/

Brady Hurlburt

/

blog

Local Live Captioning with Whisper.cpp and FFmpeg

August 21, 2025

Summary

Run Instagram-like captioning locally on your Macbook!

Setup

# First, install Xcode from the App Store. Then,
git clone https://github.com/ggml-org/whisper.cpp.git && cd whisper.cpp
brew install sdl2  # required for whisper-live
cmake -B build -DWHISPER_COREML=1 -DWHISPER_SDL2=ON
cmake --build build --config Release

Run

Open three terminals.

First terminal, run whisper.cpp transcription:

./build/bin/whisper-stream -m ./models/ggml-base.en.bin -t 8 --step 500 --keep 2500 --length 5000 -f transcript.txt

Second terminal, clean up the transcription:

tail -F ./transcript.txt | \
while IFS= read -r line; do
    # Replace `[BLANK_AUDIO]` with nothing.
    cleaned=${line//\[BLANK_AUDIO\]/}

    # Replace `[ Silence ]` with nothing.
    cleaned=${cleaned//\[ Silence \]/}

    # Trim leading/trailing whitespace
    trimmed=$(printf '%s\n' "$cleaned" | sed -e 's/^[[:space:]]*//' -e 's/[[:space:]]*$//')
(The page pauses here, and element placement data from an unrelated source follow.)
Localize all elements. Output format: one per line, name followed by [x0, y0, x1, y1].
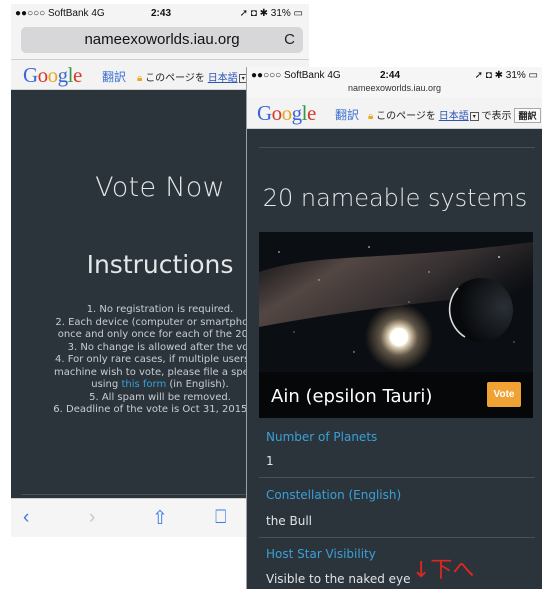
lock-icon: 🔒︎ — [137, 73, 143, 84]
dropdown-icon[interactable]: ▾ — [469, 111, 479, 121]
address-bar: nameexoworlds.iau.org C — [11, 22, 309, 60]
divider — [259, 537, 535, 538]
translate-button[interactable]: 翻訳 — [514, 108, 541, 123]
url-text[interactable]: nameexoworlds.iau.org — [247, 83, 542, 93]
carrier-label: ●●○○○ SoftBank 4G — [15, 8, 105, 19]
battery-indicator: ➚ ◘ ✱ 31% ▭ — [474, 70, 538, 81]
status-bar: ●●○○○ SoftBank 4G 2:44 ➚ ◘ ✱ 31% ▭ namee… — [247, 67, 542, 97]
language-select[interactable]: 日本語 — [208, 73, 238, 84]
translate-label: 翻訳 — [102, 70, 127, 84]
field-value-constellation: the Bull — [266, 514, 313, 528]
battery-indicator: ➚ ◘ ✱ 31% ▭ — [239, 8, 303, 19]
field-value-planets: 1 — [266, 454, 274, 468]
this-form-link[interactable]: this form — [121, 379, 166, 390]
clock: 2:43 — [151, 8, 172, 19]
system-card[interactable]: Ain (epsilon Tauri) Vote — [259, 232, 533, 418]
field-label-constellation: Constellation (English) — [266, 488, 402, 502]
translate-prompt: 🔒︎ このページを 日本語 ▾ — [137, 69, 248, 84]
system-name: Ain (epsilon Tauri) — [271, 386, 433, 407]
url-text: nameexoworlds.iau.org — [84, 31, 240, 48]
google-translate-bar: Google 翻訳 🔒︎ このページを 日本語 ▾ で表示 翻訳 — [247, 97, 542, 129]
field-value-visibility: Visible to the naked eye — [266, 572, 411, 586]
status-bar: ●●○○○ SoftBank 4G 2:43 ➚ ◘ ✱ 31% ▭ — [11, 4, 309, 22]
divider — [259, 477, 535, 478]
google-logo: Google — [257, 101, 316, 125]
google-logo: Google — [23, 63, 82, 87]
phone-screenshot-nameable-systems: ●●○○○ SoftBank 4G 2:44 ➚ ◘ ✱ 31% ▭ namee… — [246, 67, 542, 589]
field-label-visibility: Host Star Visibility — [266, 547, 376, 561]
language-select[interactable]: 日本語 — [439, 111, 469, 122]
translate-label: 翻訳 — [335, 108, 360, 122]
reload-icon[interactable]: C — [284, 27, 295, 53]
forward-icon[interactable]: › — [89, 507, 95, 529]
bookmarks-icon[interactable]: ⎕ — [215, 507, 226, 529]
clock: 2:44 — [380, 70, 401, 81]
vote-button[interactable]: Vote — [487, 382, 521, 407]
share-icon[interactable]: ⇧ — [152, 507, 168, 530]
divider — [259, 147, 535, 148]
translate-prompt: 🔒︎ このページを 日本語 ▾ で表示 翻訳 — [368, 107, 541, 123]
lock-icon: 🔒︎ — [368, 111, 374, 122]
page-title: 20 nameable systems — [262, 184, 528, 212]
back-icon[interactable]: ‹ — [23, 507, 29, 529]
scroll-down-annotation: ↓下へ — [412, 558, 475, 583]
field-label-planets: Number of Planets — [266, 430, 378, 444]
url-field[interactable]: nameexoworlds.iau.org C — [21, 27, 303, 53]
carrier-label: ●●○○○ SoftBank 4G — [251, 70, 341, 81]
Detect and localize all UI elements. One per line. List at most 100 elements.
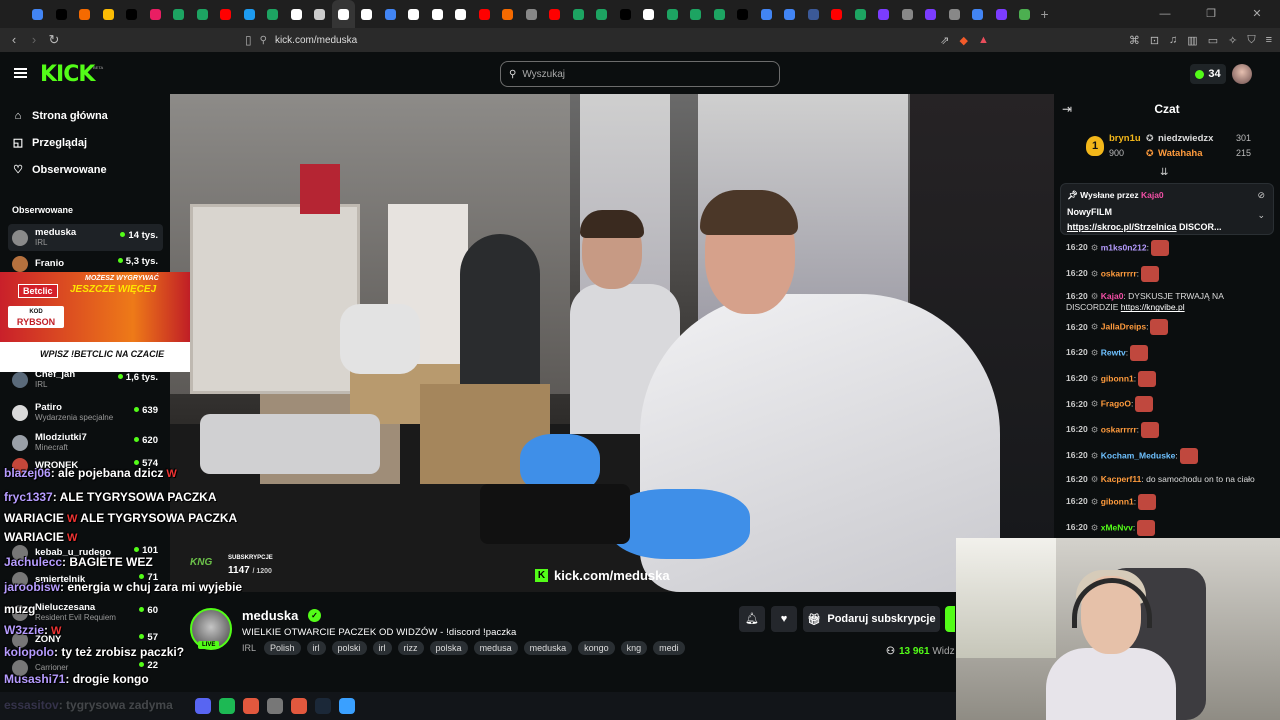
- message-user[interactable]: Kaja0: [1101, 291, 1124, 301]
- stream-tag[interactable]: medusa: [473, 641, 518, 655]
- search-input[interactable]: [522, 68, 763, 80]
- gifter-1-name[interactable]: bryn1u: [1109, 133, 1141, 144]
- notification-bell-button[interactable]: 🔔︎: [739, 606, 765, 632]
- browser-tab[interactable]: [590, 0, 614, 28]
- browser-tab[interactable]: [214, 0, 238, 28]
- browser-tab[interactable]: [355, 0, 379, 28]
- maximize-button[interactable]: ❐: [1188, 0, 1234, 28]
- sidebar-toggle-icon[interactable]: ▥: [1187, 34, 1197, 47]
- browser-tab[interactable]: [919, 0, 943, 28]
- browser-tab[interactable]: [661, 0, 685, 28]
- browser-tab[interactable]: [802, 0, 826, 28]
- nav-browse[interactable]: ◱ Przeglądaj: [0, 129, 170, 156]
- expand-pinned-icon[interactable]: ⌄: [1257, 210, 1265, 221]
- browser-tab[interactable]: [261, 0, 285, 28]
- browser-tab[interactable]: [708, 0, 732, 28]
- message-user[interactable]: Kocham_Meduske: [1101, 450, 1176, 460]
- followed-channel[interactable]: Patiro Wydarzenia specjalne 639: [8, 399, 163, 426]
- kick-logo[interactable]: KICK: [40, 62, 95, 87]
- kicks-balance[interactable]: 34: [1190, 64, 1226, 84]
- message-user[interactable]: Kacperf11: [1101, 474, 1142, 484]
- browser-tab[interactable]: [1013, 0, 1037, 28]
- message-user[interactable]: oskarrrrr: [1101, 424, 1137, 434]
- minimize-button[interactable]: —: [1142, 0, 1188, 28]
- rewards-icon[interactable]: ▲: [978, 34, 989, 46]
- browser-tab[interactable]: [896, 0, 920, 28]
- browser-tab[interactable]: [755, 0, 779, 28]
- message-user[interactable]: Rewtv: [1101, 347, 1126, 357]
- browser-tab[interactable]: [567, 0, 591, 28]
- bookmark-icon[interactable]: ▯: [245, 33, 252, 47]
- pinned-user[interactable]: Kaja0: [1141, 190, 1164, 200]
- stream-tag[interactable]: irl: [372, 641, 392, 655]
- browser-tab[interactable]: [520, 0, 544, 28]
- browser-tab[interactable]: [966, 0, 990, 28]
- browser-tab[interactable]: [285, 0, 309, 28]
- browser-tab[interactable]: [167, 0, 191, 28]
- message-user[interactable]: m1ks0n212: [1101, 242, 1147, 252]
- browser-tab[interactable]: [50, 0, 74, 28]
- unpin-icon[interactable]: ⊘: [1257, 190, 1265, 201]
- followed-channel[interactable]: meduska IRL 14 tys.: [8, 224, 163, 251]
- browser-tab[interactable]: [97, 0, 121, 28]
- message-user[interactable]: xMeNvv: [1101, 522, 1133, 532]
- brave-shield-icon[interactable]: ◆: [959, 34, 967, 47]
- taskbar-app-icon[interactable]: [267, 698, 283, 714]
- menu-icon[interactable]: ≡: [1266, 34, 1272, 46]
- gifter-3-name[interactable]: Watahaha: [1158, 148, 1203, 159]
- browser-tab[interactable]: [449, 0, 473, 28]
- stream-tag[interactable]: kng: [620, 641, 648, 655]
- browser-tab[interactable]: [496, 0, 520, 28]
- new-tab-icon[interactable]: +: [1041, 6, 1049, 22]
- browser-tab[interactable]: [331, 0, 355, 28]
- browser-tab[interactable]: [778, 0, 802, 28]
- betclic-ad-banner[interactable]: Betclic MOŻESZ WYGRYWAĆ JESZCZE WIĘCEJ K…: [0, 272, 190, 372]
- message-link[interactable]: https://kngvibe.pl: [1121, 302, 1185, 312]
- message-user[interactable]: JallaDreips: [1101, 322, 1146, 332]
- browser-tab[interactable]: [426, 0, 450, 28]
- pinned-link[interactable]: https://skroc.pl/Strzelnica: [1067, 222, 1177, 232]
- stream-tag[interactable]: medi: [653, 641, 685, 655]
- taskbar-app-icon[interactable]: [291, 698, 307, 714]
- video-player[interactable]: K kick.com/meduska: [170, 94, 1054, 592]
- screenshot-icon[interactable]: ⊡: [1150, 34, 1159, 47]
- follow-heart-button[interactable]: ♥: [771, 606, 797, 632]
- extension-puzzle-icon[interactable]: ⌘: [1129, 34, 1140, 47]
- stream-tag[interactable]: kongo: [578, 641, 615, 655]
- message-user[interactable]: oskarrrrr: [1101, 268, 1137, 278]
- stream-tag[interactable]: polska: [429, 641, 468, 655]
- browser-tab[interactable]: [731, 0, 755, 28]
- back-icon[interactable]: ‹: [4, 28, 24, 52]
- browser-tab[interactable]: [943, 0, 967, 28]
- browser-tab[interactable]: [473, 0, 497, 28]
- wallet-icon[interactable]: ▭: [1208, 34, 1218, 47]
- search-box[interactable]: ⚲: [500, 61, 780, 87]
- browser-tab[interactable]: [990, 0, 1014, 28]
- taskbar-app-icon[interactable]: [243, 698, 259, 714]
- browser-tab[interactable]: [825, 0, 849, 28]
- browser-tab[interactable]: [614, 0, 638, 28]
- gift-subscription-button[interactable]: 🎁︎ Podaruj subskrypcje: [803, 606, 940, 632]
- browser-tab[interactable]: [191, 0, 215, 28]
- taskbar-app-icon[interactable]: [315, 698, 331, 714]
- browser-tab[interactable]: [637, 0, 661, 28]
- hamburger-menu-icon[interactable]: [14, 68, 27, 78]
- browser-tab[interactable]: [238, 0, 262, 28]
- vpn-icon[interactable]: ⛉: [1247, 34, 1255, 47]
- browser-tab[interactable]: [849, 0, 873, 28]
- leo-icon[interactable]: ✧: [1228, 34, 1237, 47]
- reload-icon[interactable]: ↻: [44, 28, 64, 52]
- media-icon[interactable]: ♫: [1169, 34, 1177, 46]
- share-icon[interactable]: ⇗: [940, 34, 949, 47]
- browser-tab[interactable]: [379, 0, 403, 28]
- browser-tab[interactable]: [144, 0, 168, 28]
- stream-tag[interactable]: rizz: [397, 641, 424, 655]
- message-user[interactable]: gibonn1: [1101, 373, 1134, 383]
- nav-following[interactable]: ♡ Obserwowane: [0, 156, 170, 183]
- browser-tab[interactable]: [543, 0, 567, 28]
- subscribe-button[interactable]: [945, 606, 955, 632]
- browser-tab[interactable]: [73, 0, 97, 28]
- browser-tab[interactable]: [684, 0, 708, 28]
- expand-gifters-icon[interactable]: ⇊: [1160, 167, 1168, 178]
- gifter-2-name[interactable]: niedzwiedzx: [1158, 133, 1213, 144]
    # Wrap at 20 characters (break on spaces) and overwrite captions.txt each time.
    printf '%s\n' "$trimmed" | fold -w 20 -s > ./captions.txt
done

Third terminal, burn the transcription into your video with FFmpeg:

# Find your webcam and note its index
ffmpeg -f avfoundation -list_devices true -i ""

# Put the index of your webcam instead of "1:none"
ffmpeg -f avfoundation \
    -framerate 15 \
    -video_size 960x720 \
    -pixel_format nv12 \
    -i "1:none" \
    -c:v h264_videotoolbox \
    -pix_fmt nv12 \
    -vf "drawtext=fontfile=/Library/Fonts/Helvetica.ttc:\
          textfile=captions.txt:reload=1:fontsize=56:\
          fontcolor=white@0.8:\
          box=1:boxcolor=green@0.8:boxborderw=6:\
          x=30:y=50" \
    -profile:v baseline -level 3.1 \
    -b:v 1000k -maxrate 2000k -bufsize 1000k \
    -g 15 -r 30 -tune zerolatency \
    -f h264 - | ffplay -fflags nobuffer+flush_packets -flags low_delay \
    -probesize 32 -analyzeduration 0 \
    -sync ext -vf setpts=0 -

Optional: Use it in a meeting!

Install OBS, and install its virtual camera. Use a window capture to share your captioned video, and use it on your next meeting! 😁